By courtesy of Lieut.-Col. W. P. Anderson.
The second light, on the northern extremity of the island, to indicate the northern entrance into the straits, is of recent date, having been brought into operation in 1905. It is a tower of iron, encased in a white octagonal reinforced concrete covering capped with a red polygonal-shaped lantern throwing a flash of half a second once every eleven seconds from a height of 137 feet, visible from a distance of seventeen miles.
Fogs and mists are two great perils peculiar to this northern waterway, so the splendid lighting arrangements are supported by excellent and powerful fog-signals. The northern light has a diaphone giving a blare lasting three and a half seconds every minute, while the southern station has a siren giving a double tone. First there is a low note of two and a half seconds followed by silence for two and a half seconds; then a high note of two and a half seconds and a silent interval of 112½ seconds. This signal is emitted from a point midway between the upper and lower lights, the air for the blast being compressed by water-power. Another humane provision is the depot at the southern station, which is kept stocked with food supplies for the benefit of shipwrecked mariners. In 1898 a freighter carrying a deck-load of 400 oxen went ashore beneath this light and became a hopeless wreck. The crew, realizing the impossibility of saving the animals, fired the ship, so that the animals were suffocated and bruised, thereby sparing the inhabitants of the island a deadly risk, and solving the difficult problem which otherwise would have arisen, had the brutes been drowned in the ordinary way and their decomposing carcasses cast up on the beach. In the following year the Dominion liner Scotsman crashed on to the rocks near the same spot, and likewise became a total loss, with a death-roll of nine. By dint of great effort the survivors scrambled ashore, and had a weary trudge of nine miles over a broken, rock-strewn wilderness to gain the lighthouse station and assistance, arriving in a famished and exhausted condition, to be tended by the light-keepers and their families.
Belle Ile is a lonely station in the fullest sense of the word, although the keepers are better off now than they were a few years ago.
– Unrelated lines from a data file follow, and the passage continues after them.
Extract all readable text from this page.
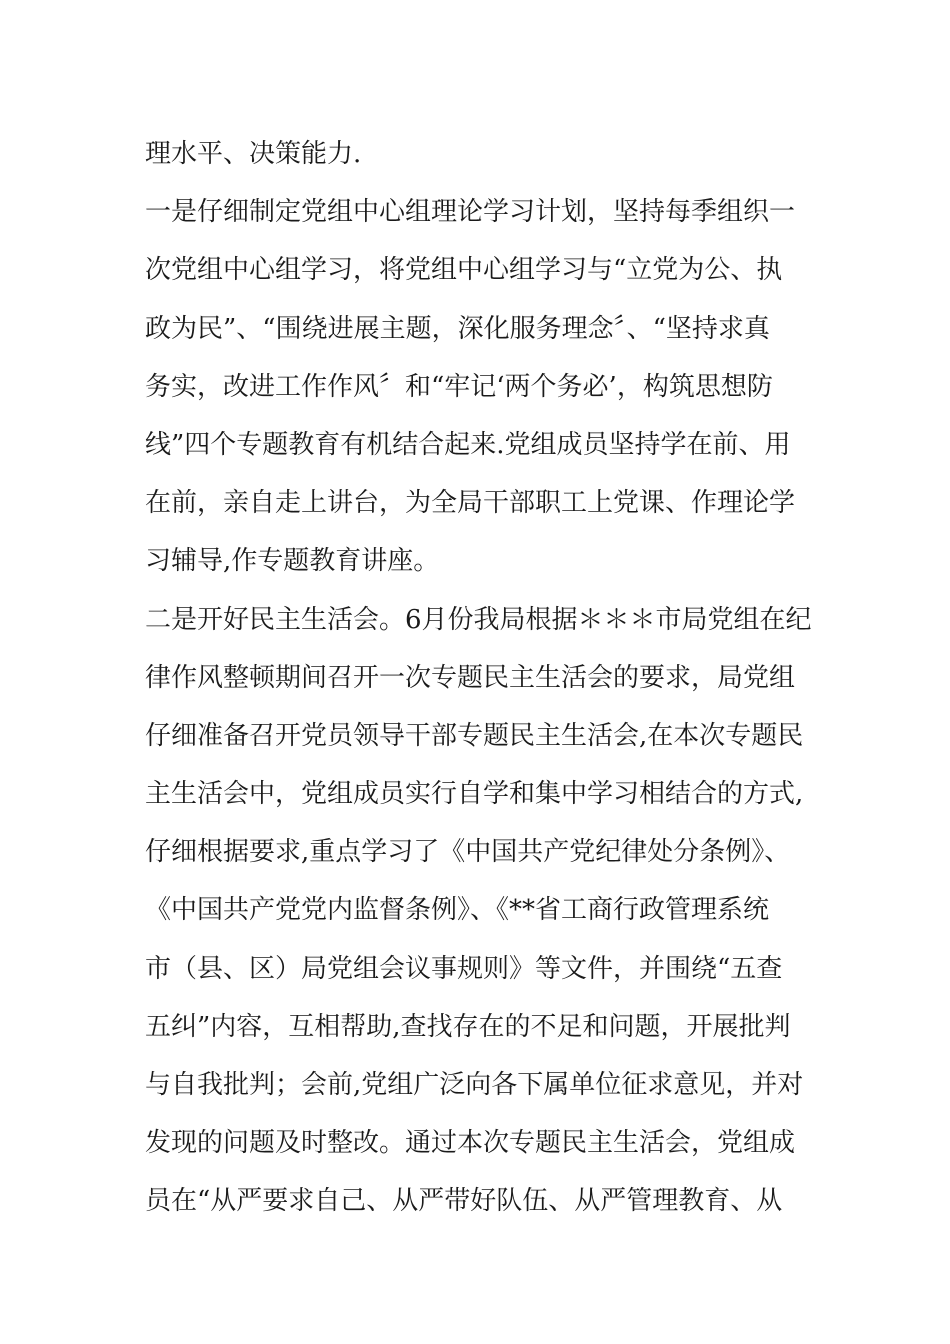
理水平、决策能力.
一是仔细制定党组中心组理论学习计划，坚持每季组织一
次党组中心组学习，将党组中心组学习与“立党为公、执
政为民”、“围绕进展主题，深化服务理念〞、“坚持求真
务实，改进工作作风〞和“牢记‘两个务必’，构筑思想防
线”四个专题教育有机结合起来.党组成员坚持学在前、用
在前，亲自走上讲台，为全局干部职工上党课、作理论学
习辅导,作专题教育讲座。
二是开好民主生活会。6月份我局根据＊＊＊市局党组在纪
律作风整顿期间召开一次专题民主生活会的要求，局党组
仔细准备召开党员领导干部专题民主生活会,在本次专题民
主生活会中，党组成员实行自学和集中学习相结合的方式,
仔细根据要求,重点学习了《中国共产党纪律处分条例》、
《中国共产党党内监督条例》、《**省工商行政管理系统
市（县、区）局党组会议事规则》等文件，并围绕“五查
五纠”内容，互相帮助,查找存在的不足和问题，开展批判
与自我批判；会前,党组广泛向各下属单位征求意见，并对
发现的问题及时整改。通过本次专题民主生活会，党组成
员在“从严要求自己、从严带好队伍、从严管理教育、从
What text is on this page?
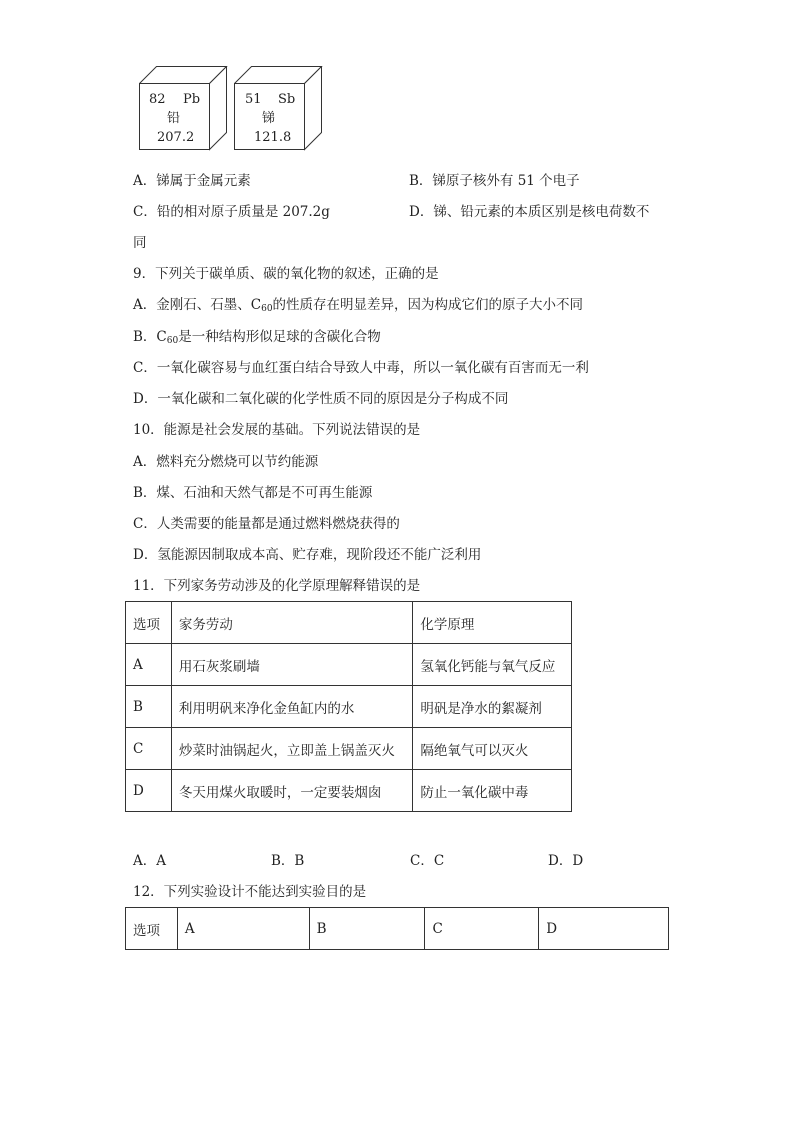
82 Pb
铅
207.2
51 Sb
锑
121.8
A．锑属于金属元素	B．锑原子核外有 51 个电子
C．铅的相对原子质量是 207.2g	D．锑、铅元素的本质区别是核电荷数不
同
9．下列关于碳单质、碳的氧化物的叙述，正确的是
A．金刚石、石墨、$C_{60}$的性质存在明显差异，因为构成它们的原子大小不同
B．$C_{60}$是一种结构形似足球的含碳化合物
C．一氧化碳容易与血红蛋白结合导致人中毒，所以一氧化碳有百害而无一利
D．一氧化碳和二氧化碳的化学性质不同的原因是分子构成不同
10．能源是社会发展的基础。下列说法错误的是
A．燃料充分燃烧可以节约能源
B．煤、石油和天然气都是不可再生能源
C．人类需要的能量都是通过燃料燃烧获得的
D．氢能源因制取成本高、贮存难，现阶段还不能广泛利用
11．下列家务劳动涉及的化学原理解释错误的是
选项	家务劳动	化学原理
A	用石灰浆刷墙	氢氧化钙能与氧气反应
B	利用明矾来净化金鱼缸内的水	明矾是净水的絮凝剂
C	炒菜时油锅起火，立即盖上锅盖灭火	隔绝氧气可以灭火
D	冬天用煤火取暖时，一定要装烟囱	防止一氧化碳中毒
A．A	B．B	C．C	D．D
12．下列实验设计不能达到实验目的是
选项	A	B	C	D
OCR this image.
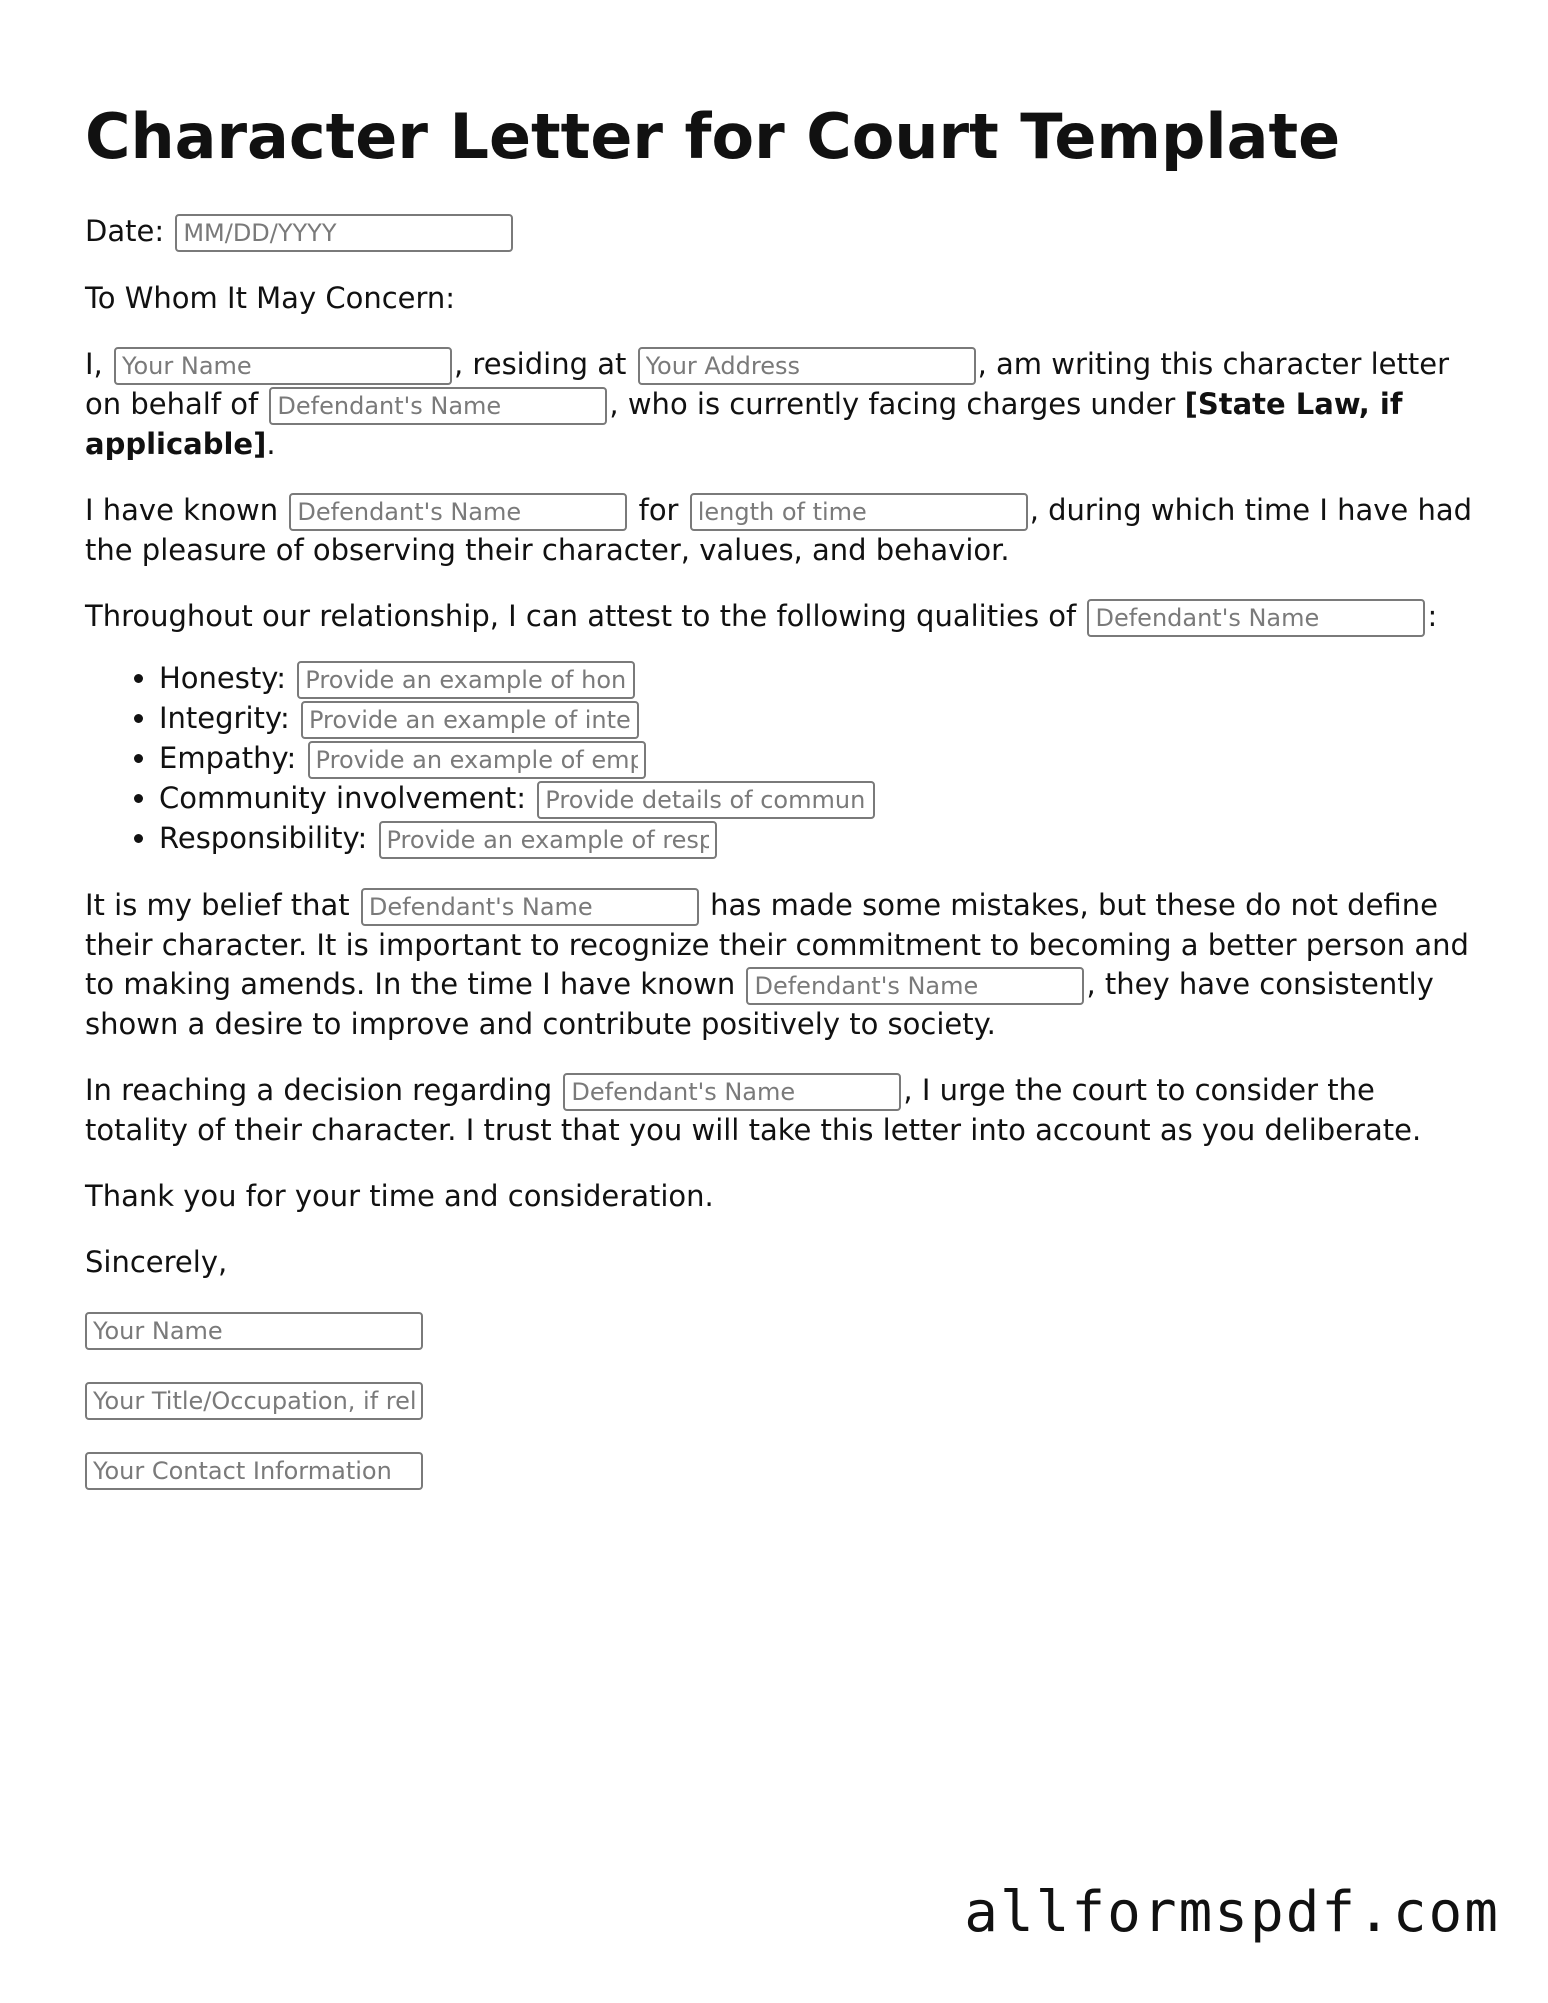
Character Letter for Court Template

Date: MM/DD/YYYY

To Whom It May Concern:

I, Your Name	, residing at Your Address	, am writing this character letter on behalf of Defendant's Name	, who is currently facing charges under [State Law, if applicable].

I have known Defendant's Name	for length of time	, during which time I have had the pleasure of observing their character, values, and behavior.

Throughout our relationship, I can attest to the following qualities of Defendant's Name	:

• Honesty: Provide an example of honesty
• Integrity: Provide an example of integrity
• Empathy: Provide an example of empathy
• Community involvement: Provide details of community involvement
• Responsibility: Provide an example of responsibility

It is my belief that Defendant's Name	has made some mistakes, but these do not define their character. It is important to recognize their commitment to becoming a better person and to making amends. In the time I have known Defendant's Name	, they have consistently shown a desire to improve and contribute positively to society.

In reaching a decision regarding Defendant's Name	, I urge the court to consider the totality of their character. I trust that you will take this letter into account as you deliberate.

Thank you for your time and consideration.

Sincerely,

Your Name
Your Title/Occupation, if relevant
Your Contact Information
allformspdf.com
The straits are busy in the summer, being crowded with shipping, but with the coming of November all life disappears, and the liners do not return until the following May or June. The rock is cut off from the mainland by the masses of ice which pile up in the estuary, together with the crowds of icebergs which come down from Greenland. For six months the guardians of the light are isolated from the world at large, although they have a slender link of communication in the submarine cable. But the storms and stress of winter often rupture this line, and, as the wireless installation is closed down when navigation ceases, the keepers and their families settle down to a silent, weary vigil, knowing nothing of the rest of the world, and all but forgotten by civilization, because an interruption in the cable cannot be repaired until the ice disappears.
UPPER TRAVERSE LIGHTHOUSE IN THE RIVER ST. LAWRENCE.
By courtesy of Lieut.-Col. W. P. Anderson.
AN “ICE SHOVE” UPON THE BACK RANGE LIGHT IN LAKE ST. PETER.
This photo gives a striking idea of the trouble experienced with ice in Canadian waters.